Para mim, não sou um sufragista único. E muitos indianos também não. Mas vejo o que acontece no sudoeste, onde moro, ou em lugares uma vez que novidade Orleans, que é o lar do povo Houma. Recentemente, também passei dois meses no Alasca, aprendendo sobre os últimos impactos da mudança climática dessa forma.

Sabendo o que sei sobre o clima e o meio envolvente agora, é hora de votar ou morrer. Se acabarmos em uma situação em que o movimento climatológico não está ganhando nesta eleição, meu maior temor é que vamos nos aprofundar cada vez mais nesta crise e acelerá-la de uma forma que realmente não possamos voltar detrás. Isso seria catastrófico para os povos indígenas, no Ártico, na Califórnia e em todo o mundo. Se eu tivesse que patentear, esse é o tema que realmente me mantém acordado à noite e me dá vontade de votar.

Canalizando esperança

Definitivamente, houve grande aumento no recenseamento eleitoral este ano no país indiano. Isso é realmente emocionante e esperançoso. Há tantas pessoas e grupos incríveis fazendo trabalho de votação – conversei com algumas dessas pessoas no podcast. Também temos feito muita mídia e contação de histórias. E está funcionando! Há mais eleitores e é isso que queremos ver.

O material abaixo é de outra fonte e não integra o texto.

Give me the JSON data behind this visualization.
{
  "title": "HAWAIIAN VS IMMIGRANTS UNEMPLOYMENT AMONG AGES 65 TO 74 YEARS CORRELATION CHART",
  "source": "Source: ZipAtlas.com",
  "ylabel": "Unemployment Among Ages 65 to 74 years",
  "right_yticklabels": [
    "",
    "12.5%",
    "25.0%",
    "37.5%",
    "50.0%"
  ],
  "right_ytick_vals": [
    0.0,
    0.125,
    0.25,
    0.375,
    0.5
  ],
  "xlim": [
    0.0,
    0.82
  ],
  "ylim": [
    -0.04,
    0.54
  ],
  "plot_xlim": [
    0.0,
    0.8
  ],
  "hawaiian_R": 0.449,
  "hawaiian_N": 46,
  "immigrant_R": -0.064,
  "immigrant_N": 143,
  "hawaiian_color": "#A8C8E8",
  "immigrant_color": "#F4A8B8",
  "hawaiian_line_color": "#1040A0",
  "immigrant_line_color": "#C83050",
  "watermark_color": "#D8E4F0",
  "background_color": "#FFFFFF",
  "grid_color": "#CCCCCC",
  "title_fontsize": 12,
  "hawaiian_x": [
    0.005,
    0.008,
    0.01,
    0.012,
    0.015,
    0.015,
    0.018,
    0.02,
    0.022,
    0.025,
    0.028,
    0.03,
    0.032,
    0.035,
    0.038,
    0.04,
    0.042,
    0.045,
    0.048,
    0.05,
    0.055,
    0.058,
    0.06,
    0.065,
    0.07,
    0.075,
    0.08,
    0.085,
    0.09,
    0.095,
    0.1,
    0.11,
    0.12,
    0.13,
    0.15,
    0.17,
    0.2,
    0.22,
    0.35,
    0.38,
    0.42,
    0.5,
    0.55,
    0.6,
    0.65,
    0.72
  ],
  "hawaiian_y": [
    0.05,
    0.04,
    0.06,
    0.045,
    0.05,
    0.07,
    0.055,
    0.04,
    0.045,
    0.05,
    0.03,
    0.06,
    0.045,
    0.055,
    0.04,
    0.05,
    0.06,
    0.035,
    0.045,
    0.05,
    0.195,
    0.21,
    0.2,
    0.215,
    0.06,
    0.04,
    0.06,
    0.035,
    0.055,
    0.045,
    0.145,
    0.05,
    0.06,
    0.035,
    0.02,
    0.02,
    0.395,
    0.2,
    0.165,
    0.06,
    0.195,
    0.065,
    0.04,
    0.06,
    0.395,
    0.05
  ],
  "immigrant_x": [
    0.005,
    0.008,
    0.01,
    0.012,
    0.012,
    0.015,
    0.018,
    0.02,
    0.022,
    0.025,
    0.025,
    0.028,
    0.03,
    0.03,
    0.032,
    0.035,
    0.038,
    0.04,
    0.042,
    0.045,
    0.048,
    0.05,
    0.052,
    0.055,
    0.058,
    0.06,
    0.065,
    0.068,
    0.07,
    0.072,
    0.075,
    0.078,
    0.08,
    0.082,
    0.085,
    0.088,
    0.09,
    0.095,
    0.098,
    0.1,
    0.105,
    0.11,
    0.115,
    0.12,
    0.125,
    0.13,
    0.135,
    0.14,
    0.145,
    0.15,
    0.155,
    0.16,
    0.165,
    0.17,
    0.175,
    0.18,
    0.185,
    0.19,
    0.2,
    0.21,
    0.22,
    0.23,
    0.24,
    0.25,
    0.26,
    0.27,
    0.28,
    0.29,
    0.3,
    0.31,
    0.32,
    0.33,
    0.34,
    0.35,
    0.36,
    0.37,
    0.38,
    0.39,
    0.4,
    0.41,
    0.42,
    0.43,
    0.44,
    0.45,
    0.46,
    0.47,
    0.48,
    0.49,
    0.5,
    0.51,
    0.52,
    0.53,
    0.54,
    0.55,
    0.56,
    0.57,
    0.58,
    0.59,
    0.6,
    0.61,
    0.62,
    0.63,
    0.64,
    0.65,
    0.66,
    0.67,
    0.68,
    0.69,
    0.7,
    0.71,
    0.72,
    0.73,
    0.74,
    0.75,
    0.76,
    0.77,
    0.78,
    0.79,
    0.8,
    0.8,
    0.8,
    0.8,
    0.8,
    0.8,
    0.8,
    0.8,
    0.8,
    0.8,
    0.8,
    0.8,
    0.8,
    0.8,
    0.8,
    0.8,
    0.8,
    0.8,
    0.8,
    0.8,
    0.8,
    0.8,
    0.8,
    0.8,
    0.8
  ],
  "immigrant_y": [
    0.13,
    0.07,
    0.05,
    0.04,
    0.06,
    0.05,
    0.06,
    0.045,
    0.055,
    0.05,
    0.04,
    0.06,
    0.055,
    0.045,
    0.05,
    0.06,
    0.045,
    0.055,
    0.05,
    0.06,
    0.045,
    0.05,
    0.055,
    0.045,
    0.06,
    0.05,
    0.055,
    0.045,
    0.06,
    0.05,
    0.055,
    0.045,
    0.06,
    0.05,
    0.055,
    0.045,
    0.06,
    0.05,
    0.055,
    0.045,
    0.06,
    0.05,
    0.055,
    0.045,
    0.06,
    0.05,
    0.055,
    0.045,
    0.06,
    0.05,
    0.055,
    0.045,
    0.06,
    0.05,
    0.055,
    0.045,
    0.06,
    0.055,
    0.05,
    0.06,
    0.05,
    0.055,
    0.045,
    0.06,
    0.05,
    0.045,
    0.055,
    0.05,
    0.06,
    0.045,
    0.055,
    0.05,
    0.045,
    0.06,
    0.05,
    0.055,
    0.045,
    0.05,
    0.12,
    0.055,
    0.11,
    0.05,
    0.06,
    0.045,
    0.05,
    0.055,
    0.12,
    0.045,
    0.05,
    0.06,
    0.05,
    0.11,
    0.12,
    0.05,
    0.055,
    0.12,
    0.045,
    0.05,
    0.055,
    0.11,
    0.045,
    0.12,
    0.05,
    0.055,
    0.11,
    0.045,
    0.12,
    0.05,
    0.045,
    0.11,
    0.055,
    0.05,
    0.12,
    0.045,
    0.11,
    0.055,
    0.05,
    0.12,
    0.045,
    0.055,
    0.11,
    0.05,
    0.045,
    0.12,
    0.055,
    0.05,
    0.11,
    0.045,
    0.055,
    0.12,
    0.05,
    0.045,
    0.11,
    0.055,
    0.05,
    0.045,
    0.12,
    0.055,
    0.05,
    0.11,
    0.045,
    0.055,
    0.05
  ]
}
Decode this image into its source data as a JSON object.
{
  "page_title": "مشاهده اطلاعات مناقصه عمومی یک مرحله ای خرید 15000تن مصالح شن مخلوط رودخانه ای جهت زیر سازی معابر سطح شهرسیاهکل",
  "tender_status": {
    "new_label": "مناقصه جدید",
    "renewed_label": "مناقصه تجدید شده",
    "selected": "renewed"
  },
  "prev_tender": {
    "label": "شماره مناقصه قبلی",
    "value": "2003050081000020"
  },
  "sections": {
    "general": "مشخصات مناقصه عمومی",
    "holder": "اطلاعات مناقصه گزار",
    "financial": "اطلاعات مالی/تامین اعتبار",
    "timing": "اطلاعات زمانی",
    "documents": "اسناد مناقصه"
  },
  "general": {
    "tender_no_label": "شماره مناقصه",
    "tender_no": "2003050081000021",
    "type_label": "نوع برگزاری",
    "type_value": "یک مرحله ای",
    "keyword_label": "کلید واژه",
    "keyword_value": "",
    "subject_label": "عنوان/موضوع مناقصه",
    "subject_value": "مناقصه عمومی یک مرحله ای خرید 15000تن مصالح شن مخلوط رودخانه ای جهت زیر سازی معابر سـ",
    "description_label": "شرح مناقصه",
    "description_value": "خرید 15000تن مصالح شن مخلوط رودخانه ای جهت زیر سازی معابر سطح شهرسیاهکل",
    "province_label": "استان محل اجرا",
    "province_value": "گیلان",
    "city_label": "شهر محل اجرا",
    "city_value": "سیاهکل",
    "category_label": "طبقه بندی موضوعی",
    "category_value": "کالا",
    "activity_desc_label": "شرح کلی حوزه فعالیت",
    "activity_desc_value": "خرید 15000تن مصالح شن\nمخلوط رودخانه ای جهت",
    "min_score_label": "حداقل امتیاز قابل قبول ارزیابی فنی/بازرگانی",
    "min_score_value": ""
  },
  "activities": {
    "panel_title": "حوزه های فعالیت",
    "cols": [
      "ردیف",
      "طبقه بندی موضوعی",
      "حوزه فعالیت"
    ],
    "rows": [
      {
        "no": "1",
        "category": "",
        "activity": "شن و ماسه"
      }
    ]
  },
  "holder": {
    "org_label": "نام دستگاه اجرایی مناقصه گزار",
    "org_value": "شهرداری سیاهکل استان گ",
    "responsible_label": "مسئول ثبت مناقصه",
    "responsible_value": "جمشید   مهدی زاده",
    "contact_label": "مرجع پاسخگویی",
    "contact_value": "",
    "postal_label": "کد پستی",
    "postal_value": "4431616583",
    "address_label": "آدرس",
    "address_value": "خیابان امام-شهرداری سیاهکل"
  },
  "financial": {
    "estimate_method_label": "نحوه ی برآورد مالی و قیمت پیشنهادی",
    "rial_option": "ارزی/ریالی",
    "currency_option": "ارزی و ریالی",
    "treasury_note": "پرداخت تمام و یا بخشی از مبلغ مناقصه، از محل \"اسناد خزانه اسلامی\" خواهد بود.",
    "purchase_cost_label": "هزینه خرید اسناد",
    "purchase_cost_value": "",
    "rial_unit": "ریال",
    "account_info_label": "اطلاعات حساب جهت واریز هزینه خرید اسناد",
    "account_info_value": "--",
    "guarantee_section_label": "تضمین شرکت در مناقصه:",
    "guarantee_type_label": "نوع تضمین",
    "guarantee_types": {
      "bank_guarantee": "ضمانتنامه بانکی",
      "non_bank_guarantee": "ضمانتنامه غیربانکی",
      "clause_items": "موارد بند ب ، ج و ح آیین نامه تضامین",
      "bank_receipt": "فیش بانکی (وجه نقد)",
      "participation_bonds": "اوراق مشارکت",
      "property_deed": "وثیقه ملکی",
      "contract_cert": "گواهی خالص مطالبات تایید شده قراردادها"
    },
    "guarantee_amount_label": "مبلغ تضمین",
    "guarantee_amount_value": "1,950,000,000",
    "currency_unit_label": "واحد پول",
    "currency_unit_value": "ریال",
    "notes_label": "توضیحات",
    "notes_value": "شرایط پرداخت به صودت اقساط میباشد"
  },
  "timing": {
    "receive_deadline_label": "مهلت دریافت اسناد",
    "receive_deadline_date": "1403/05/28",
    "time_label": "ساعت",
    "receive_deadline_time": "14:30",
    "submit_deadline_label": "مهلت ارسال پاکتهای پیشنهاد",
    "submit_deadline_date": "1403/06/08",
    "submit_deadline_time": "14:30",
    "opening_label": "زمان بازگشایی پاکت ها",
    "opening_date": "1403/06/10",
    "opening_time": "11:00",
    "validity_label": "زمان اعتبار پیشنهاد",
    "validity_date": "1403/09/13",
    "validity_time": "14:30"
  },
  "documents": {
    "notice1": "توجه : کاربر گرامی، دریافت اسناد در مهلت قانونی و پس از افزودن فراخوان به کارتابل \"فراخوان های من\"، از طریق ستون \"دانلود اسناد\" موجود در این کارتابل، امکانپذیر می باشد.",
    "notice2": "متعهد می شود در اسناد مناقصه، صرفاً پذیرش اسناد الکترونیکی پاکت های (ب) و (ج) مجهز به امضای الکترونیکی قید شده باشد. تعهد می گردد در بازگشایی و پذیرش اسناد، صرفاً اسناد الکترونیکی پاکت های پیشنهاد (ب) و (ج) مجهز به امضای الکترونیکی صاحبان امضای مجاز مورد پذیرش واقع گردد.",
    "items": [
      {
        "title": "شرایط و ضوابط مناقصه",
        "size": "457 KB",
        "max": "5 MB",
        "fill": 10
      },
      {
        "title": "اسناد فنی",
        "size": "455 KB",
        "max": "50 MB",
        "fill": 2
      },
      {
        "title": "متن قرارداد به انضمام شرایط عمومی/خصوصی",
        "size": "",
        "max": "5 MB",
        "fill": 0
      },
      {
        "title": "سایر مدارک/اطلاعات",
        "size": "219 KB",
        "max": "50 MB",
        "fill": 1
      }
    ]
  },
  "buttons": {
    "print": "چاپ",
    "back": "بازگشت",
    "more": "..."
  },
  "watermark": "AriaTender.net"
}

Outra esperança é que haja muitos indígenas nas urnas neste ciclo eleitoral. uma vez que eu disse, enfrentamos muita suspeição e desafios com o sistema político atual. Mas o que vimos quando escolhemos indígenas para cargos públicos é que nossos problemas estão indo para o solo do Congresso. Temos projetos de lei que protegem nossas comunidades, uma vez que contas recentes para resolvê-los mulheres indígenas desaparecidas e assassinadas crise. E portanto eu acho que outras autoridades eleitas certamente nos verão e conhecerão nossos problemas. portanto, você sabe, talvez a minissérie de podcast número dois possa se concentrar no que acontece quando votamos nativos para um missão eletivo. Mas esses são os tipos de vitórias que podemos continuar a ver quando mais votamos.

Este item foi reescrito, traduzido de uma publicação em inglês. Clique cá para acessar a material original (em inglês)!